Ce que tous nos interlocuteurs demandent aujourd’hui, ce sont des tests. 

«Il faut que ce soit généralisé au niveau de la ville. Nous vivons en communauté et il est fort probable que de nombreux cas existent mais ne sont pas encore détectés. Ce n’est pas une demande, mais une revendication: il nous faut être testés», réclame cette ouvrière.

Avec une épouse et une soeur déclarées positives au Covid-19, ce Safiote cache à peine sa rage. «Cette usine gagne un argent fou sur le dos de ces ouvrières, mais quand il a été question d’appliquer les règles sanitaires, les moyens ont soudain manqué. C’est inadmissible», dénonce-t-il.

Pour sa part, Abderrahim Hanam, secrétaire local de l’Association nationale de défense des droits de l’homme au Maroc, affirme que cette situation était prévisible.

«Nous avions à maintes reprises tiré la sonnette d’alarme quant à l’absence des règles sanitaires dans ces usines et les mauvaises conditions de travail. Nous avons écrit aux autorités dans ce sens. Et le problème ne date pas d’aujourd’hui», regrette-t-il.

Rappelons qu'une batterie de mesures ont été adoptées pour le contrôle de la situation épidémiologique dans la province de Safi suite à l'apparition de nouveaux cas positifs de la pandémie du nouveau coronavirus (Covid-19).

Il s’agit notamment de la fermeture totale du 3e district urbain de la ville où se concentrent les cas positifs de la Covid-19, la fermeture et l'interdiction des déplacements de et vers la Cité des Océans sauf dans des cas déterminés et la fermeture immédiate des 18 unités de conservation, situées dans la ville et l'arrêt du transport de leurs employés.

La fermeture des locaux de commerce à 18H00 a également été décidée, ainsi que la fermeture des cafés à 20H00, l’interdiction d'accès à la plage de la ville et la fermeture de deux marchés de proximité "Assalam" et "Siha", dans le troisième district.

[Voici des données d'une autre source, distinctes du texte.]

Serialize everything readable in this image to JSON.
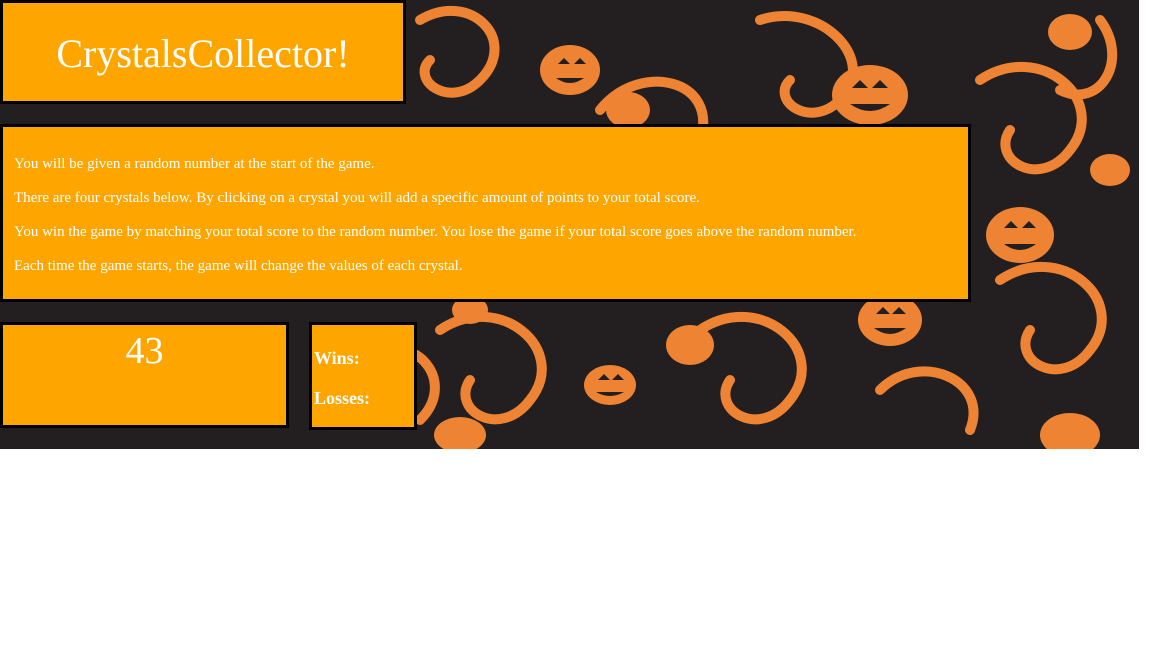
{
  "game": {
    "title": "CrystalsCollector!",
    "background_theme": "halloween-pumpkin-swirl",
    "colors": {
      "panel": "#ffa500",
      "border": "#000000",
      "text": "#ffffff",
      "bg_dark": "#231f20",
      "bg_pattern": "#ee8433"
    }
  },
  "instructions": [
    "You will be given a random number at the start of the game.",
    "There are four crystals below. By clicking on a crystal you will add a specific amount of points to your total score.",
    "You win the game by matching your total score to the random number. You lose the game if your total score goes above the random number.",
    "Each time the game starts, the game will change the values of each crystal."
  ],
  "target": {
    "random_number": "43"
  },
  "scoreboard": {
    "wins_label": "Wins:",
    "wins_value": "",
    "losses_label": "Losses:",
    "losses_value": ""
  }
}
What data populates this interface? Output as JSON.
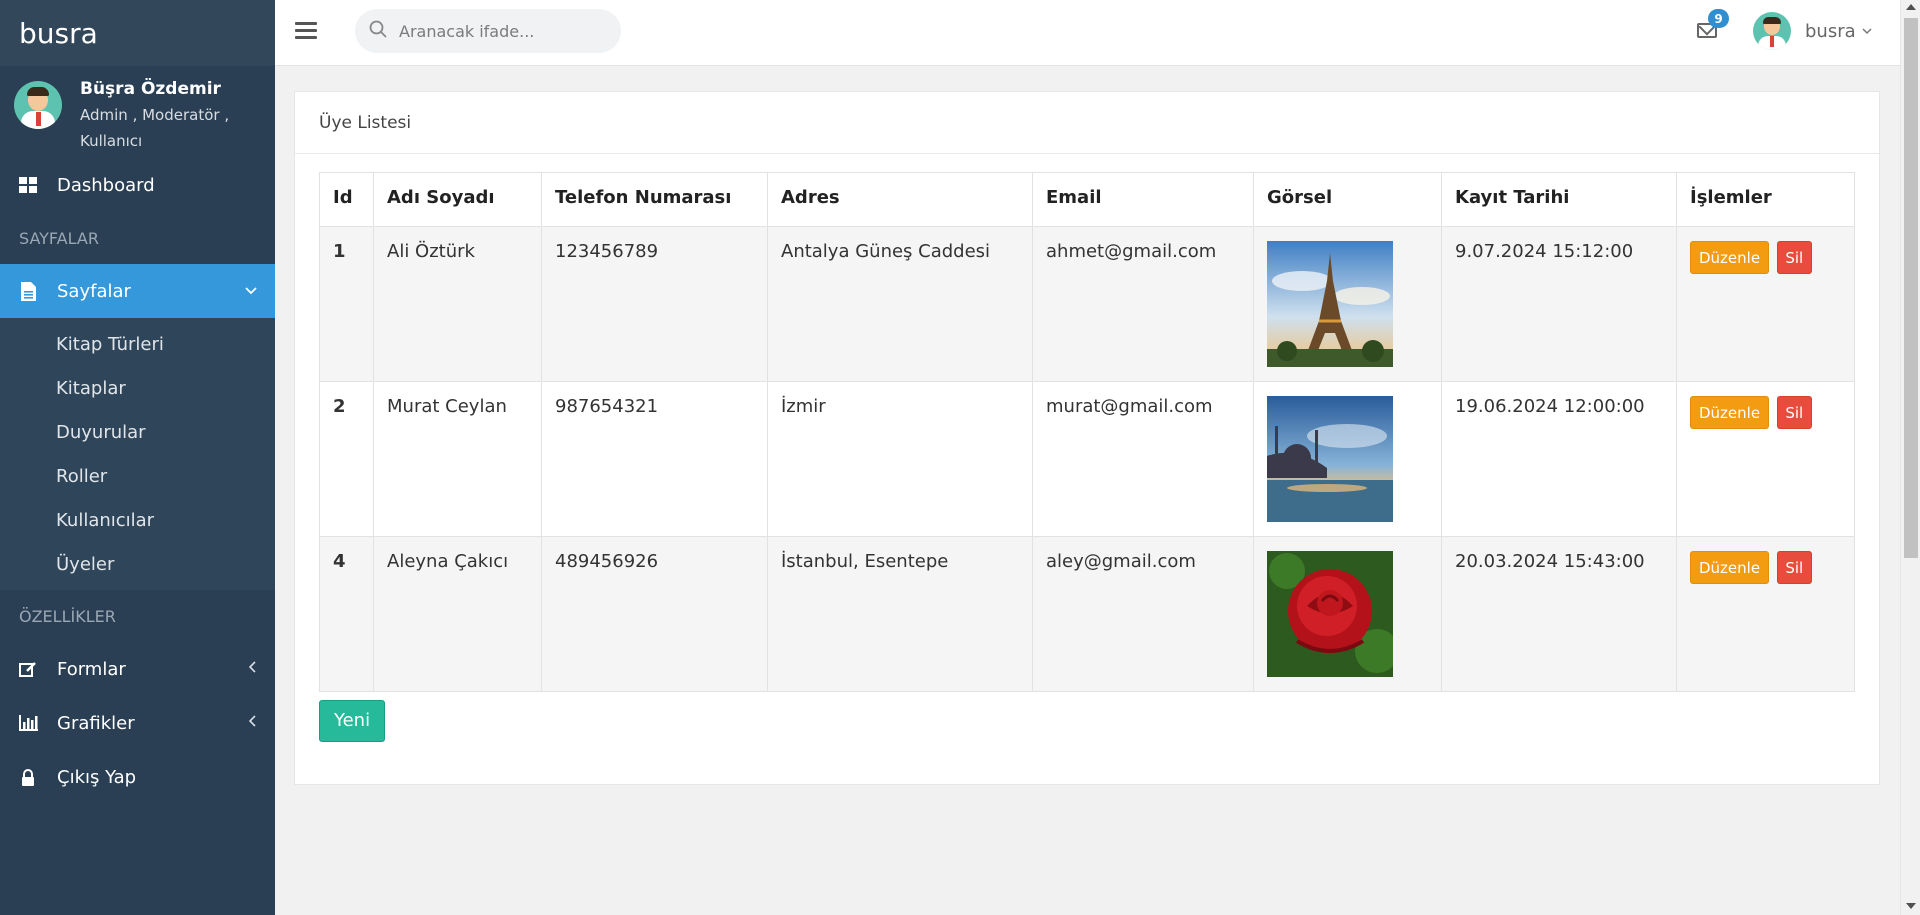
{
  "sidebar": {
    "brand": "busra",
    "profile": {
      "name": "Büşra Özdemir",
      "roles": "Admin , Moderatör , Kullanıcı"
    },
    "dashboard": "Dashboard",
    "section_pages": "SAYFALAR",
    "pages_menu": "Sayfalar",
    "pages_submenu": [
      "Kitap Türleri",
      "Kitaplar",
      "Duyurular",
      "Roller",
      "Kullanıcılar",
      "Üyeler"
    ],
    "section_features": "ÖZELLİKLER",
    "forms": "Formlar",
    "charts": "Grafikler",
    "logout": "Çıkış Yap"
  },
  "topbar": {
    "search_placeholder": "Aranacak ifade...",
    "mail_count": "9",
    "username": "busra"
  },
  "card": {
    "title": "Üye Listesi",
    "columns": [
      "Id",
      "Adı Soyadı",
      "Telefon Numarası",
      "Adres",
      "Email",
      "Görsel",
      "Kayıt Tarihi",
      "İşlemler"
    ],
    "rows": [
      {
        "id": "1",
        "name": "Ali Öztürk",
        "phone": "123456789",
        "address": "Antalya Güneş Caddesi",
        "email": "ahmet@gmail.com",
        "image": "eiffel-tower",
        "date": "9.07.2024 15:12:00"
      },
      {
        "id": "2",
        "name": "Murat Ceylan",
        "phone": "987654321",
        "address": "İzmir",
        "email": "murat@gmail.com",
        "image": "mosque-sunset",
        "date": "19.06.2024 12:00:00"
      },
      {
        "id": "4",
        "name": "Aleyna Çakıcı",
        "phone": "489456926",
        "address": "İstanbul, Esentepe",
        "email": "aley@gmail.com",
        "image": "red-rose",
        "date": "20.03.2024 15:43:00"
      }
    ],
    "edit_label": "Düzenle",
    "delete_label": "Sil",
    "new_label": "Yeni"
  },
  "colors": {
    "sidebar_bg": "#2a3f54",
    "active": "#3498db",
    "edit": "#f39c12",
    "delete": "#e74c3c",
    "new": "#26b99a"
  }
}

La cadence des opérations de stérilisation et de désinfection au niveau de ce district a également été intensifiée, en particulier dans les zones où sont concentrés les cas positifs détectés, mais aussi la stérilisation et la désinfection des places publiques, des parcs et des moyens de transport public, la multiplication des campagnes de sensibilisation et de "conscientisation" pour informer les citoyens des mesures entreprises ainsi que la prise en charge des cas confirmés dans les hôpitaux de la ville de Safi et des autres régions.